幸い、プルトニウムの拡散という点では、理性の声が増えています。国際原子力機関のエルバラダイ事務局長は、新設の再処理・ウラン濃縮工場のモラトリアムをと訴えています。ポジティブな一歩です。昨年5月、事務局長は、「プルトニウムや高濃縮ウランを手に入れた国は、おそらく核兵器の開発能力という意味で、その決定をすれば、あと1ヶ月のところにあるといえるだろう」と述べて、プルトニウムの持つ脅威を強調しました。彼はまた、2004年12月、フィナンシャル・タイムズに対し、「核物質があれば、核兵器の部分はそれほど先ではない」と述べました。
ブッシュ大統領でさえ、新しい再処理施設のモラトリアムを呼びかけていて、最近、ウラン濃縮技術の拡散を規制することをNPTは認めていると述べています。ブッシュ氏の論理を使えば──私もこれには同感ですが──NPTの下では、核兵器に利用できるプルトニウムの蓄積を基礎とする計画を進める権利はないということになります。とりわけ、この物質のエネルギー面での必要性として考えられるものが全くないということ、そして、再処理は、環境、コスト、核拡散防止の面から言って最悪の使用済み燃料管理方法だということを考慮すればそうなります。
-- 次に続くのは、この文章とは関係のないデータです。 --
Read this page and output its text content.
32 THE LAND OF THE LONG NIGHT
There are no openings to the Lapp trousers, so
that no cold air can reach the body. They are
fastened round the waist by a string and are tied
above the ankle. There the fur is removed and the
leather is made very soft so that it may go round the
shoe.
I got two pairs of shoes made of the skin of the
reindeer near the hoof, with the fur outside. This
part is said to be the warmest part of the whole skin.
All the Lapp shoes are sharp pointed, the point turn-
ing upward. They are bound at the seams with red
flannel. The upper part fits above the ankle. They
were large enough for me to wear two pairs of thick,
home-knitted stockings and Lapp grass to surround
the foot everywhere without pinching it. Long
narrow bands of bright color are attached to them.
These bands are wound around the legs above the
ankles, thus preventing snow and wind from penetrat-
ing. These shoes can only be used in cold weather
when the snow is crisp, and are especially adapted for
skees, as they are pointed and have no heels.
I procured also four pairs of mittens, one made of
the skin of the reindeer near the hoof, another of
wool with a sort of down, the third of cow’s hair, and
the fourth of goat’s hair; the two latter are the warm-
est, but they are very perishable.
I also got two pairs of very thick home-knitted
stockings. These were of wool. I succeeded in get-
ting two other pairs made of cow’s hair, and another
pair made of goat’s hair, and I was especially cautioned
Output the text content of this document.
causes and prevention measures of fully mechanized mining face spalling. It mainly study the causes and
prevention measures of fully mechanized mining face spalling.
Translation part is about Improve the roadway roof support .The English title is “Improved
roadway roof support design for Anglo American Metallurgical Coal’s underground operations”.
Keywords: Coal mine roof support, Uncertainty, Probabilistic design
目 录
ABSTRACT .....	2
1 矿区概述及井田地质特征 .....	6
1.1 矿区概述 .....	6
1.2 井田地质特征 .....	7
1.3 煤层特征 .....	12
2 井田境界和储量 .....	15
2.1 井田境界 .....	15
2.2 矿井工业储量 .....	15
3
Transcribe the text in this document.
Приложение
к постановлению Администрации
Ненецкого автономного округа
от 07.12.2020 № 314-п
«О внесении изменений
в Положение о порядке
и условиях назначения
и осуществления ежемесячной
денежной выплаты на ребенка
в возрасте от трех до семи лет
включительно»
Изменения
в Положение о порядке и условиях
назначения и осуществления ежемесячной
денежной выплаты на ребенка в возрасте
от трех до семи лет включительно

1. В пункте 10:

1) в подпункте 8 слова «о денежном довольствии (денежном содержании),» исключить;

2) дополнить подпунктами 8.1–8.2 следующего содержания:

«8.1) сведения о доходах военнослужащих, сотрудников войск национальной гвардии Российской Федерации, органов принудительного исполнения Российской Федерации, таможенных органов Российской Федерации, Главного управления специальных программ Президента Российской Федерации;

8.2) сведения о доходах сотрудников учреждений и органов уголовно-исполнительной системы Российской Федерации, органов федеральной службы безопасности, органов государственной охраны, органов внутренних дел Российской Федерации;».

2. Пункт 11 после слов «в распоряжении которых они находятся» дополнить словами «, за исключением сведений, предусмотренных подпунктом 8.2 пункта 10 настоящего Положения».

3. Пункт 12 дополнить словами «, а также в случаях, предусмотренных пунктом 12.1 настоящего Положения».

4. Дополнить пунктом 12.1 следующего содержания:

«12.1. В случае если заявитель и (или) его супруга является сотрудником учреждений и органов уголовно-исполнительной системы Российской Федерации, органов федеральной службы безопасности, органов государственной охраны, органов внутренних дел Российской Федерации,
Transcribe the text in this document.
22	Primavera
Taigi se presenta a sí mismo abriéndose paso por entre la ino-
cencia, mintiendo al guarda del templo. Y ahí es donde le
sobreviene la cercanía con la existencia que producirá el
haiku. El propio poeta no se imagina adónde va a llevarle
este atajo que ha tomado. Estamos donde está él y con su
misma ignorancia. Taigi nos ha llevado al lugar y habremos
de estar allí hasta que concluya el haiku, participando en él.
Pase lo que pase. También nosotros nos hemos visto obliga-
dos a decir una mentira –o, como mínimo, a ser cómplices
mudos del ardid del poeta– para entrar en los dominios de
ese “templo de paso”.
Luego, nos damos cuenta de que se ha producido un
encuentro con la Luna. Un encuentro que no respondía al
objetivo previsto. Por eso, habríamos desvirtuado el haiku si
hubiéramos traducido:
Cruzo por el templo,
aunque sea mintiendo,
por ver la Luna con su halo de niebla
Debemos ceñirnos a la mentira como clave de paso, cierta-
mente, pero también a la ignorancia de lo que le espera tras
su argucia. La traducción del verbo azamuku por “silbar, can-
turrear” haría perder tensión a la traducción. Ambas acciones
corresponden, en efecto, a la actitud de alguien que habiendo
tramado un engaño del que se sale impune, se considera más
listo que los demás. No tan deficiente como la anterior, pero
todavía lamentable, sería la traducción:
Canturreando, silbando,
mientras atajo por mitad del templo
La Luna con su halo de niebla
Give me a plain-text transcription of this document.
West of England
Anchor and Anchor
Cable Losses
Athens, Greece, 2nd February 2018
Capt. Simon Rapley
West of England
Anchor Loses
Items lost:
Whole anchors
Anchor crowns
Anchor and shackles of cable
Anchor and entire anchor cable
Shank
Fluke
日本は、軍縮のための積極的活動を続ける一方で、核兵器用物質のない世界に向かう道でも先頭に立つことのできる素晴らしい位置にあることは明らかです。包括的核分裂性物質禁止条約──核兵器という目印がついているものだけでなく、核兵器に利用可能な物質全てを含む条約──を日本が呼びかければ、国際的に言って大きな重要性を持つものとなるでしょう。
政治的意志が欠けており、プルトニウム産業の圧力が大きい現在にあって、世界は、プルトニウムの拡散を止める強いリーダーシップを必要としています。日本は範を垂れることによって先導するという素晴らしい機会を持っています。そして、その範は、六ヶ所再処理工場の運転開始計画を停止することによって示すことができます。このゴールは、市民、政治家、そして国際的社会の圧力によって達成することができるものです。
強いリーダーシップと集中した意志がなければ、核兵器物質が蓄積され、取り扱われ、輸送され、使われという状態が続き、いつの日か、間違いなく、核兵器用に盗まれたり、転用されたりすることになってしまいます。それは、私たちが望む世界では決してありません。日本は、六ヶ所の運転とそれに関連した核兵器物質の拡散を停止させることによって、私たちみんなが求めているもっと安全な将来への道を示してみせることができるのです。